Three levels of prototype tooling are available, typically. These are geometry only; geometry plus heat treating; and production-intent prototype for evaluation of developed trims and wrinkle/thinning control. Prototype tooling can be easily remachined or changed before launching the production tooling.

Note

1. Automotive Industry Action Group CQI-9, Process Table 1, www.aiag.org/docs/default-source/product/cqi-9_3rd_processtablei_may2014.pdf?sfvrsn=0

Mike Austin is director, manufacturing engineering for Diversified Tooling Group Inc., 31240 Stephenson Highway, Madison Heights, MI 48071, 248-588-1100, maustin@diversifiedtoolinggroup.com, www.diversifiedtoolinggroup.com.

Dies for hot stamping

Six blanks yielded eight small hot stamped parts after laser cutting (two carsets per stroke). This shows pin gauging of tipped parts to aid formability.

Hot Stamping Primer

Hot stamping, also known as press hardening or dry contact press hardening1, is a process used to form ultrahigh-strength steel (UHSS) into finished part shapes. The steel, commonly 22MnB5, is heated in an austenitizing furnace to 900+ degrees C, is formed, and then the formed part is quenched in the same forming die. The process of heating and quenching transforms the coarse austenitic grains to fine martensitic grains, thereby hardening the material to very high yield strengths—1,000 megapascal (MPa) and above.

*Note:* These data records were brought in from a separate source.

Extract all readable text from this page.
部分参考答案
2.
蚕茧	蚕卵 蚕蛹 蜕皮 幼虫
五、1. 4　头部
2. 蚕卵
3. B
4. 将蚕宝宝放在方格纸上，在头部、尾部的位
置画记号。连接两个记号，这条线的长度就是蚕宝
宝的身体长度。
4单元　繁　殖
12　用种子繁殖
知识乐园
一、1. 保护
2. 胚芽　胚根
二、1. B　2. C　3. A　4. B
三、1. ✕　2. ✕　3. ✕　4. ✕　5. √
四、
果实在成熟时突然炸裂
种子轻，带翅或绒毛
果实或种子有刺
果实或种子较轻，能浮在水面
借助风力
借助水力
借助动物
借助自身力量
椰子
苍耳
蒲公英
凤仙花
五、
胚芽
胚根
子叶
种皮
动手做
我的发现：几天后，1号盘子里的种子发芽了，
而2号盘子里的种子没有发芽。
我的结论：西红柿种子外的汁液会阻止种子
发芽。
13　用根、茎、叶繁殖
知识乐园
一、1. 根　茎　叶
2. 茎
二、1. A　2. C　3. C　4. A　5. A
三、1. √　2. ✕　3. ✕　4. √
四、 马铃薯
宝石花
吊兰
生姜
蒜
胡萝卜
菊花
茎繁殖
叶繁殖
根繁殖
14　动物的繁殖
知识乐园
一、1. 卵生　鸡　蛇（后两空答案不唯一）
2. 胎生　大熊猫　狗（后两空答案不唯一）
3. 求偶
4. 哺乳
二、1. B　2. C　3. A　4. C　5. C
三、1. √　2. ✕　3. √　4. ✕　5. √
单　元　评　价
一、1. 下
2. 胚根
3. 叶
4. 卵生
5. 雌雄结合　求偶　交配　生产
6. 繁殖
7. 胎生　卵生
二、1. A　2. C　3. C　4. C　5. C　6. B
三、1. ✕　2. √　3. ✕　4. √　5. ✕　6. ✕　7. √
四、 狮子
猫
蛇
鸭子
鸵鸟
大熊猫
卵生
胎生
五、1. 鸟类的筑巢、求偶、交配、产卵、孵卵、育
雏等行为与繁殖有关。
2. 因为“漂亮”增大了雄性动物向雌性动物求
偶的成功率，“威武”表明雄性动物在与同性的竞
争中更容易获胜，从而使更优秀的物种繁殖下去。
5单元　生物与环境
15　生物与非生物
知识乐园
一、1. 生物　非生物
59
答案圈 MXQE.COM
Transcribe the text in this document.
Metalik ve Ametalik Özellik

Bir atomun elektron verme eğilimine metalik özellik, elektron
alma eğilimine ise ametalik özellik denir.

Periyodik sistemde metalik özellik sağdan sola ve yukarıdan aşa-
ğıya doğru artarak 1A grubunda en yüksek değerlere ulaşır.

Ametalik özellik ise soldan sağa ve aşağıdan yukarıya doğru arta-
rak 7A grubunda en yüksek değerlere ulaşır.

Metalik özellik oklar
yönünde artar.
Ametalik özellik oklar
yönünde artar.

The heating makes the material extremely soft and formable, much like a stick of chewing gum, enabling the forming of deep and complex shapes. Often this allows multiple parts to be formed as a single part.

The material’s softened state while it is heated allows the part to be formed readily to a final shape, and the quenching eliminates nearly all springback because residual stresses are relieved by the blank’s heating.

The hardening of the part is done after forming during the quench phase of the press cycle while it is stopped at the bottom of the stroke. A hydraulic or servo press must be used to allow the die to dwell there. Otherwise, it would be far too difficult to form the part without cracking it after the hardening stage.

After the part is quenched, it is removed from the form and quench die. The die cools off after having absorbed all the heat from the finished part and the die is reloaded with the next hot blank.

Typical press cycle rates are 10 to 30 seconds. Thicker material takes longer to run because of the extra time needed to quench.